- Born: 1969 (age 56–57) Sana'a, Yemen
- Education: American University
- Occupation: Photographer
- Organization(s): Al-Halaqa, Rawiya

= Boushra Almutawakel =

Yemeni photographer (born 1969)

Boushra Y. Almutawakel (بشرى المتوكل; born 1969) is a Yemeni photographer. Her work concerns the international perception of Arabs and Muslims and focuses in particular on the international perception of issues of gender and representations of Muslim/Arab women and their clothing.

==Early and personal life==
Almutawakel was born in 1969 in Sana'a, Yemen. After studying at American University in Washington, D.C., she returned to Yemen in 1994, where she became one of the country's first female professional photographers.

She moved from Sana’a to France in August 2013 with her husband and their four daughters.

==Work and career==
In 1996, she became a founder member of Al-Halaqa, an organisation that provided a space for art to be displayed and discussed.

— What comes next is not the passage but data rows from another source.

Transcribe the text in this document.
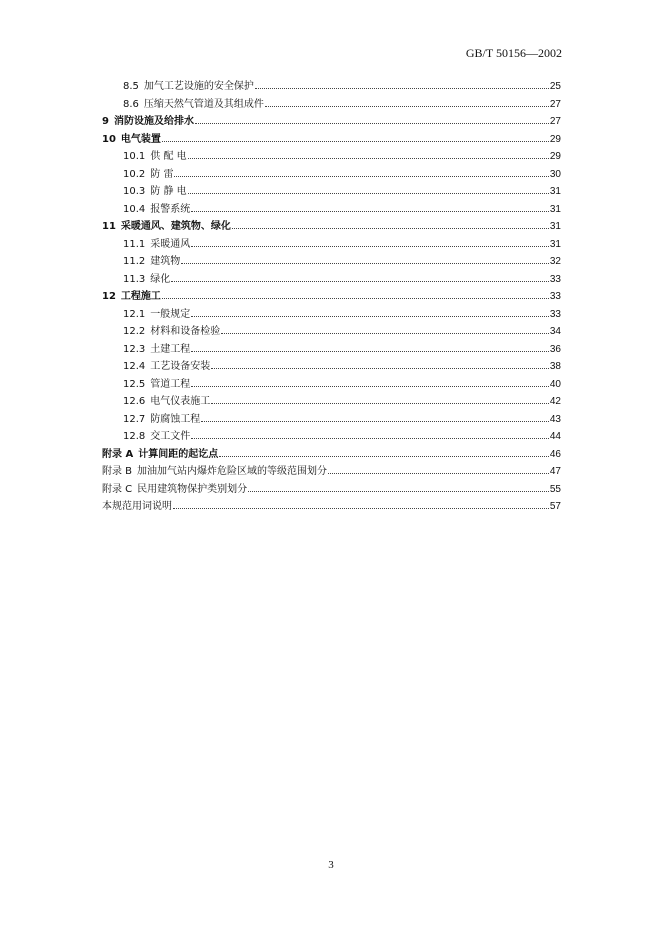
GB/T 50156—2002
8.5 加气工艺设施的安全保护	25
8.6 压缩天然气管道及其组成件	27
9 消防设施及给排水	27
10 电气装置	29
10.1 供 配 电	29
10.2 防 雷	30
10.3 防 静 电	31
10.4 报警系统	31
11 采暖通风、建筑物、绿化	31
11.1 采暖通风	31
11.2 建筑物	32
11.3 绿化	33
12 工程施工	33
12.1 一般规定	33
12.2 材料和设备检验	34
12.3 土建工程	36
12.4 工艺设备安装	38
12.5 管道工程	40
12.6 电气仪表施工	42
12.7 防腐蚀工程	43
12.8 交工文件	44
附录 A 计算间距的起讫点	46
附录 B 加油加气站内爆炸危险区域的等级范围划分	47
附录 C 民用建筑物保护类别划分	55
本规范用词说明	57
3
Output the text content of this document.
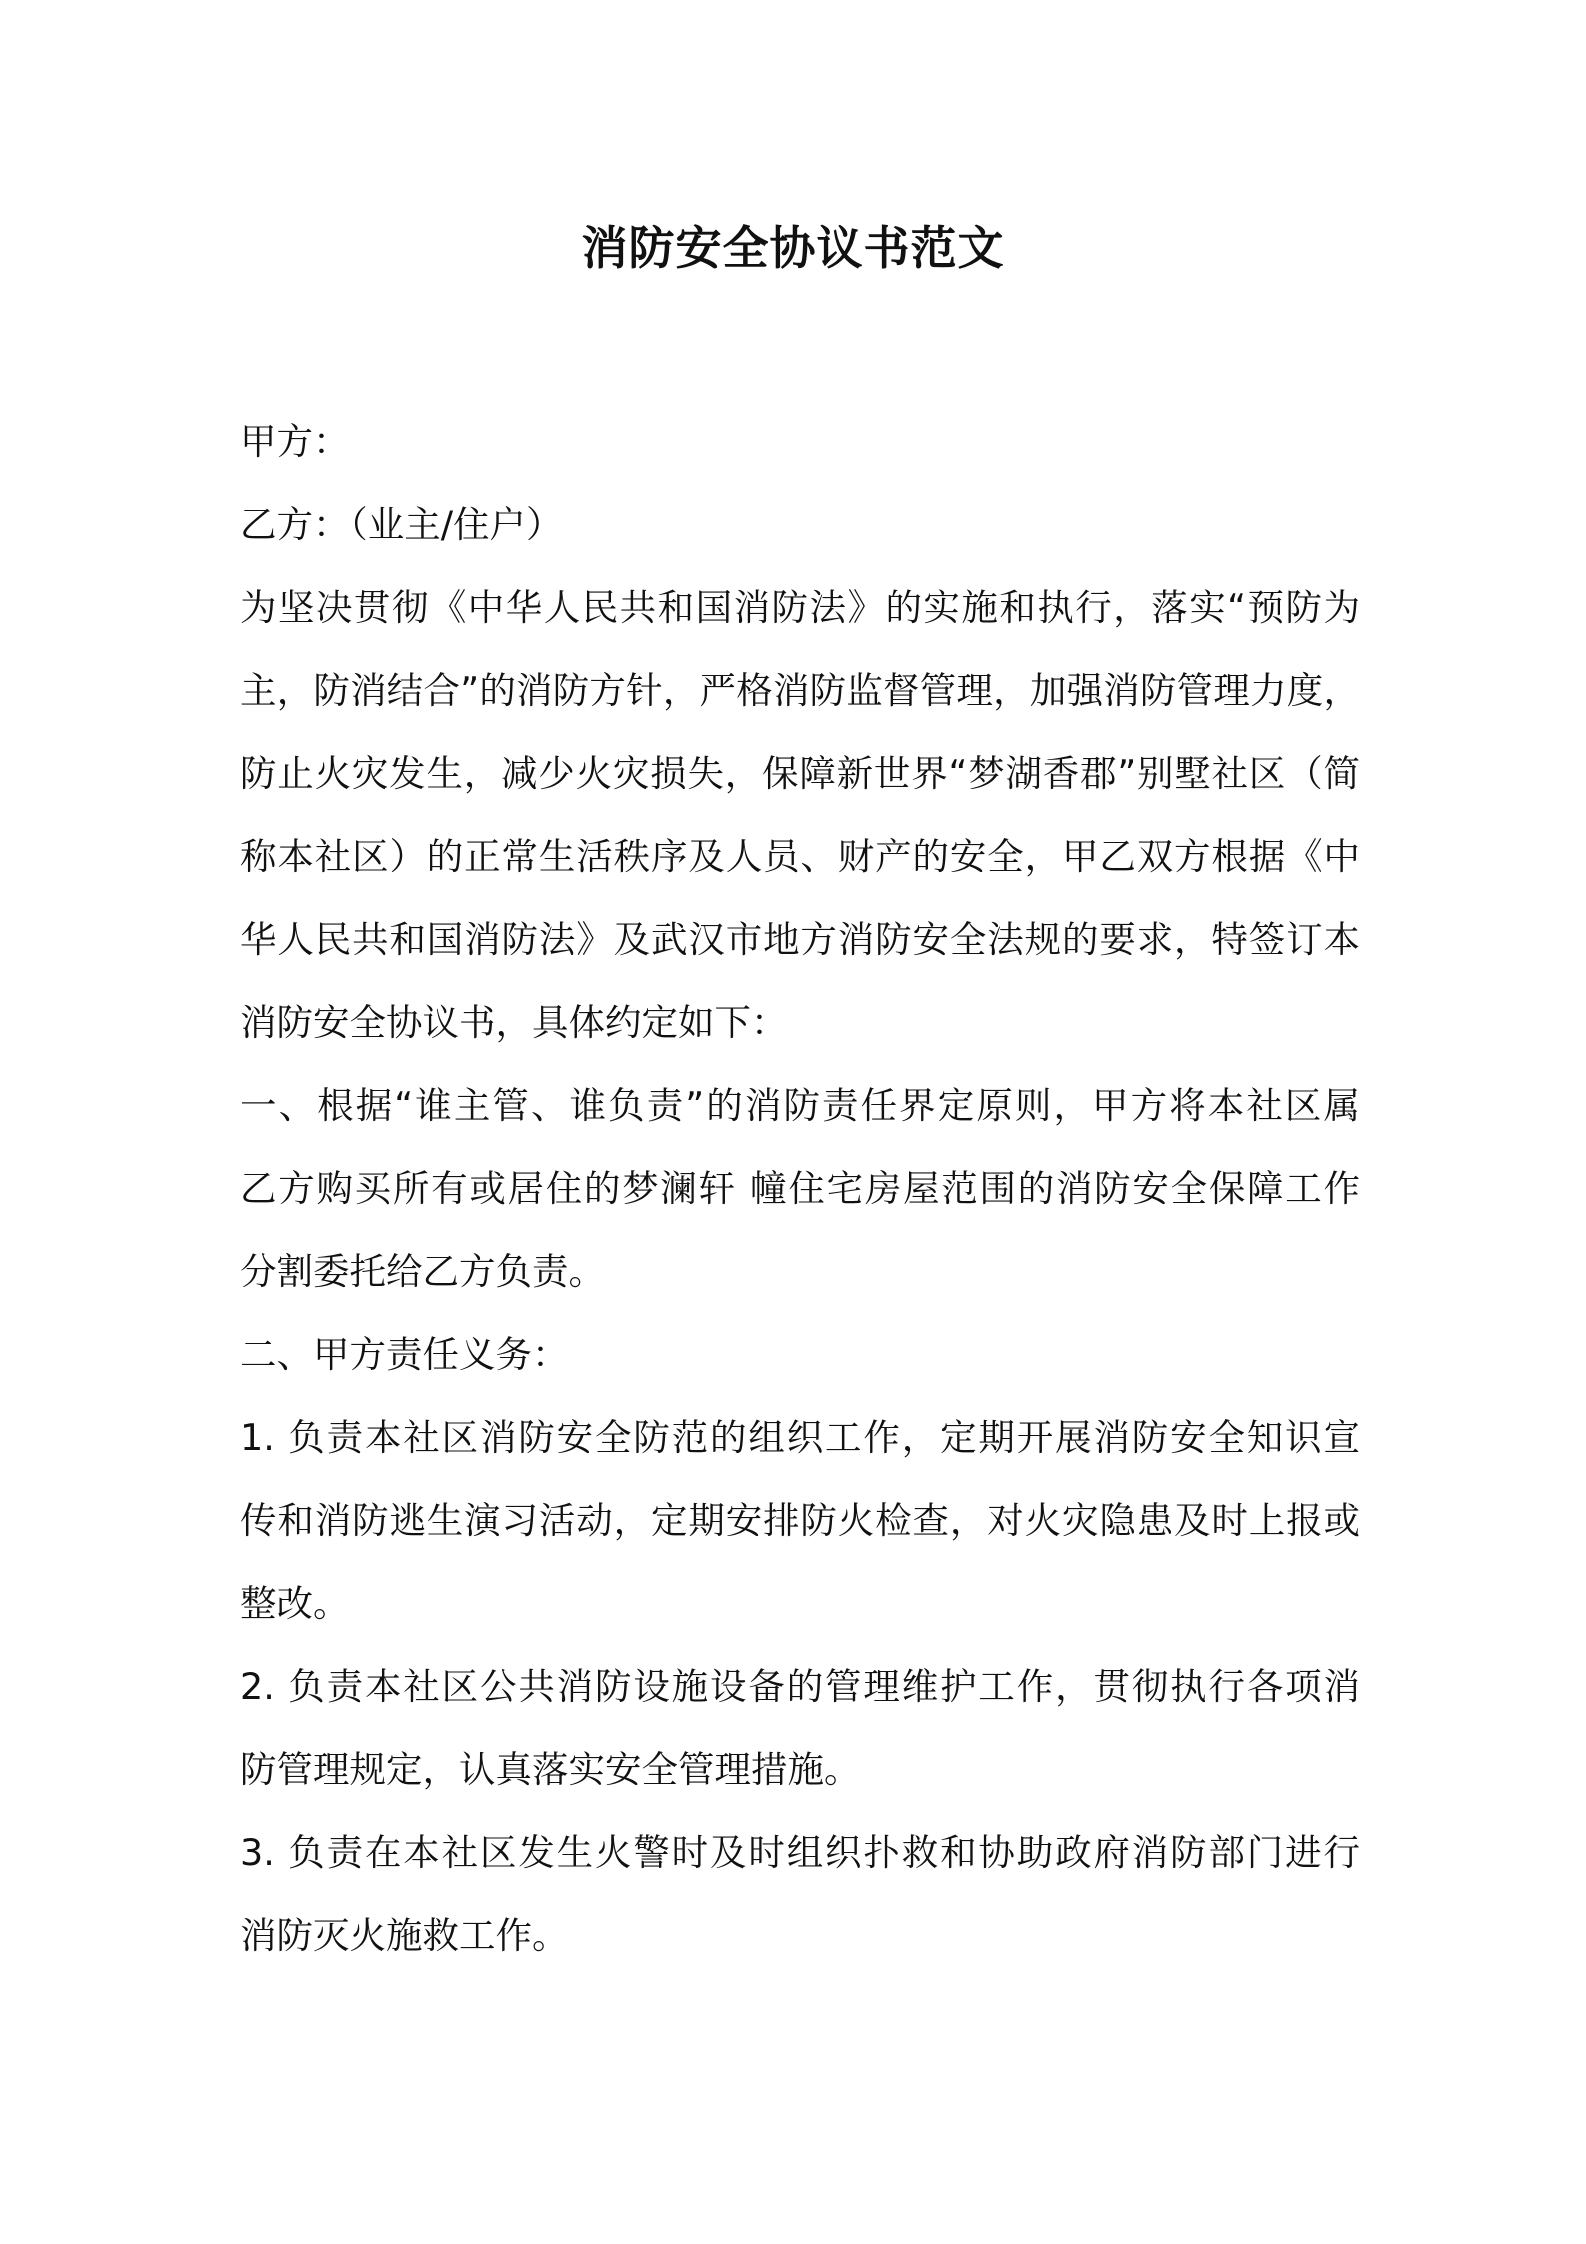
消防安全协议书范文
甲方：
乙方：（业主/住户）
为坚决贯彻《中华人民共和国消防法》的实施和执行，落实“预防为
主，防消结合”的消防方针，严格消防监督管理，加强消防管理力度，
防止火灾发生，减少火灾损失，保障新世界“梦湖香郡”别墅社区（简
称本社区）的正常生活秩序及人员、财产的安全，甲乙双方根据《中
华人民共和国消防法》及武汉市地方消防安全法规的要求，特签订本
消防安全协议书，具体约定如下：
一、根据“谁主管、谁负责”的消防责任界定原则，甲方将本社区属
乙方购买所有或居住的梦澜轩 幢住宅房屋范围的消防安全保障工作
分割委托给乙方负责。
二、甲方责任义务：
1. 负责本社区消防安全防范的组织工作，定期开展消防安全知识宣
传和消防逃生演习活动，定期安排防火检查，对火灾隐患及时上报或
整改。
2. 负责本社区公共消防设施设备的管理维护工作，贯彻执行各项消
防管理规定，认真落实安全管理措施。
3. 负责在本社区发生火警时及时组织扑救和协助政府消防部门进行
消防灭火施救工作。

In 1999, aside from developing her photographic work and being an educational adviser, Boushra Almutawakel was honoured as the first Yemeni female photographer by the Empirical Research and Women's Studies Centre at Sana'a University.

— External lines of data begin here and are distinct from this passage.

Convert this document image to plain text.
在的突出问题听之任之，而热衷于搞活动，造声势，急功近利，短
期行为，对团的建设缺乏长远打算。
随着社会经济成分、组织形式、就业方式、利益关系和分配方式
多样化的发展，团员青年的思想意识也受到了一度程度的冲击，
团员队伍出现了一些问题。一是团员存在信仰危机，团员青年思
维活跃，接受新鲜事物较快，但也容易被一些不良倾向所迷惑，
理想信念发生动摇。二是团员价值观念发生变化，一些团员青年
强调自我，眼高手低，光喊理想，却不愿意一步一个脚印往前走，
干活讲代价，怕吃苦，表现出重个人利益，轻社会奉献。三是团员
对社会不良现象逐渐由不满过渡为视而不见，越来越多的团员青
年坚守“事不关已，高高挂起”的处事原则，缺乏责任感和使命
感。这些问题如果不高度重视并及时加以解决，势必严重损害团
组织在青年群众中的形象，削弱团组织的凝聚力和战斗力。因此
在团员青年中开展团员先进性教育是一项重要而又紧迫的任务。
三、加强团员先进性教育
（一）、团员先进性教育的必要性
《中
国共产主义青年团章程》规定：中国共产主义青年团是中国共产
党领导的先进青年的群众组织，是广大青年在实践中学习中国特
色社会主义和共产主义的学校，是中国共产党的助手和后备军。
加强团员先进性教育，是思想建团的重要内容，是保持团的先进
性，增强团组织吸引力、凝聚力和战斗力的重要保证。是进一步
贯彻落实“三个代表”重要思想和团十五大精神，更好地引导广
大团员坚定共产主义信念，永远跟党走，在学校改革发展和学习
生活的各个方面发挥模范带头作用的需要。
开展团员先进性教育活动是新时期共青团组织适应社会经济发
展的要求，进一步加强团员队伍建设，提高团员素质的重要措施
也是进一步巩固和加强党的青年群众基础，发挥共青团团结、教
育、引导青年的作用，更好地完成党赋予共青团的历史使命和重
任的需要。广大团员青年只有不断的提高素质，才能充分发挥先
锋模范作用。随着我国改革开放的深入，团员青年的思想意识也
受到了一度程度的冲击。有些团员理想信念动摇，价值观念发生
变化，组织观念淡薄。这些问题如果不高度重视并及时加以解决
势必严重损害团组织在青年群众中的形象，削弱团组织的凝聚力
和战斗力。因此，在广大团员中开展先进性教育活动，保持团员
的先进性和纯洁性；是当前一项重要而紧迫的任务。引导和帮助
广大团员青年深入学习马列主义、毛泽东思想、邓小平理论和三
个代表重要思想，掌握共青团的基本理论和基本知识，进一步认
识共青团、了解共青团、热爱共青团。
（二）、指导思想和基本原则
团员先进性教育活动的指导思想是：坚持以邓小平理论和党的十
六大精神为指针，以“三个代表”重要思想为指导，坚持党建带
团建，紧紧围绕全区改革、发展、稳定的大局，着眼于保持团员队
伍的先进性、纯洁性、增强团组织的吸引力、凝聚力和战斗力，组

Almutawakel was living in the United States at the time of the September 11 attacks, which led her to focus on perceptions, both positive and negative, of Arabs and Muslims. She engaged specifically with the Egyptian writer Nawal El Saadawi's remark that "women who wore the hijab or niqab were the same as women who wore makeup in the sense that they all hid their true identities", and sought to interpret Saadawi's ideas through photography. Her "Mother, Daughter, Doll" (2010) series portrays a progression from Western clothing to the hijab and explores perceptions of women in particular. It includes photographs of "Fulla" dolls, a toy similar to Barbie dolls marketed to Muslim children. Almutawakel's work also examines the ways Yemeni women have covered their bodies historically and in the present. Discussing her focus on clothing and the niqab, Almutawakel has said "I want to be careful not to fuel the stereotypical, widespread negative images most commonly portrayed about the hijab/veil in the Western media. Especially the notion that most, or all women who wear the hijab/veil, are weak, oppressed, ignorant, and backwards". Another project depicts women dressed in men's traditional clothing; Almutawakel explains "men's traditional clothing is very similar to women's clothing—long, loose, modest and often with a head-covering. The focus in Western media is always on the way women are dressed so I wanted to challenge this idea."

As of 2014, Almutawakel was a member of Rawiya. In 2018, she was listed as one of BBC's 100 Women.

She has worked as a photographer for the British Council, CARE, the Royal Netherlands Embassy, the French Cultural Centre, and the United Nations; and also worked for the Yemeni embassy in Washington, D.C. as a consultant on cultural affairs and for the Yemeni Ministry of Human Rights, focusing on women's issues.